Systematic Construction of Interfaces and Anomalous Boundaries for Fermionic Symmetry-Protected Topological Phases

TL;DR

This paper develops a systematic method to construct gapped interfaces and boundaries for fermionic symmetry-protected topological states by extending their symmetry groups, with explicit formulas and examples in 2+1D and 3+1D.

Contribution

It introduces a pullback trivialization technique for constructing FSPT interfaces and boundaries, including explicit consistency formulas and a detailed example in 3+1D.

Findings

Derived general consistency formulas for (2+1)D and (3+1)D systems.

Presented explicit example of a 3+1D FSPT with Majorana chain decorations.
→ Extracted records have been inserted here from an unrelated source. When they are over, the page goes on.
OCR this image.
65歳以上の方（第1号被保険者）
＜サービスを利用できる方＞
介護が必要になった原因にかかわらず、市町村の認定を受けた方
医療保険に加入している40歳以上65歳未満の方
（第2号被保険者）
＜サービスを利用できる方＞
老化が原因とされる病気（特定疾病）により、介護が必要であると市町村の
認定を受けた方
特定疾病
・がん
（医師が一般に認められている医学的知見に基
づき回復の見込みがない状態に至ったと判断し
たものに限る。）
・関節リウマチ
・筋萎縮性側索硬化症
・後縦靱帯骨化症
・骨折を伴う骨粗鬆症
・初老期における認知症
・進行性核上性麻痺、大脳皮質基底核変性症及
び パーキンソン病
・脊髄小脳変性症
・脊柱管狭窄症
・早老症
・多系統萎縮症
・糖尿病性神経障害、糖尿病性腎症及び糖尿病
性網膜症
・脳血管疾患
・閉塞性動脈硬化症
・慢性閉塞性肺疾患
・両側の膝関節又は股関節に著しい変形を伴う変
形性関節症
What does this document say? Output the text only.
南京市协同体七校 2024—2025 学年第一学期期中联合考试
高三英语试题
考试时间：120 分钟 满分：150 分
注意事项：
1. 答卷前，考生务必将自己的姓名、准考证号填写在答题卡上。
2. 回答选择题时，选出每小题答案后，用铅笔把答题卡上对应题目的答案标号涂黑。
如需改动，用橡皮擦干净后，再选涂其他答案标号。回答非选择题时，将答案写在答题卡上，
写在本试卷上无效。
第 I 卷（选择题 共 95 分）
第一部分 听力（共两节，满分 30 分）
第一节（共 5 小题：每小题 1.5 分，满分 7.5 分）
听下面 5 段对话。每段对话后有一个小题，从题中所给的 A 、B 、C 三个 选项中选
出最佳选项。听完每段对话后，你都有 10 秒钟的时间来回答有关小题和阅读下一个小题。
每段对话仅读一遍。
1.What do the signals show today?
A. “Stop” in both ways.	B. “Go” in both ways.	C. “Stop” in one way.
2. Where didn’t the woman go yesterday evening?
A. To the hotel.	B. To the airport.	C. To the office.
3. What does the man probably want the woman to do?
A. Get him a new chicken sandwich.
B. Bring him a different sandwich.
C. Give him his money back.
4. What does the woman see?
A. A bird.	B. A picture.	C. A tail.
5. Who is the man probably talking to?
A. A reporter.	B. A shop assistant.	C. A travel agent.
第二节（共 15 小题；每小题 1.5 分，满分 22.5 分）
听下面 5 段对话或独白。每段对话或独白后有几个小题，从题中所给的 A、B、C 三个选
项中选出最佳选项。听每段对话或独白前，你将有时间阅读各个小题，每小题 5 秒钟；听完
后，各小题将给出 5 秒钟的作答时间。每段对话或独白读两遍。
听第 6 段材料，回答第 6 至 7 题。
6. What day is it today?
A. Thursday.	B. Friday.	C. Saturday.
Developed a method involving symmetry group extension and gauge transformations.

Abstract

We use the pullback trivialization technique to systematically construct gapped interfaces and anomalous boundaries for fermionic symmetry-protected topological (FSPT) states by extending their symmetry group $G_f = \mathbb{Z}_2^f \times_{\omega_2} G$ to larger groups. These FSPT states may involve decoration layers of both Majorana chains and complex fermions. We derive general consistency formulas explicitly for (2+1)D and (3+1)D systems, where nontrivial twists arise from fermionic symmetric local unitaries or "gauge transformations" that ensure coboundaries vanish at the cochain level. Additionally, we present explicit example for a (3+1)D FSPT of symmetry group $G_f=\mathbb{Z}_2^f \times \mathbb{Z}_4 \times \mathbb{Z}_4$ with Majorana chain decorations.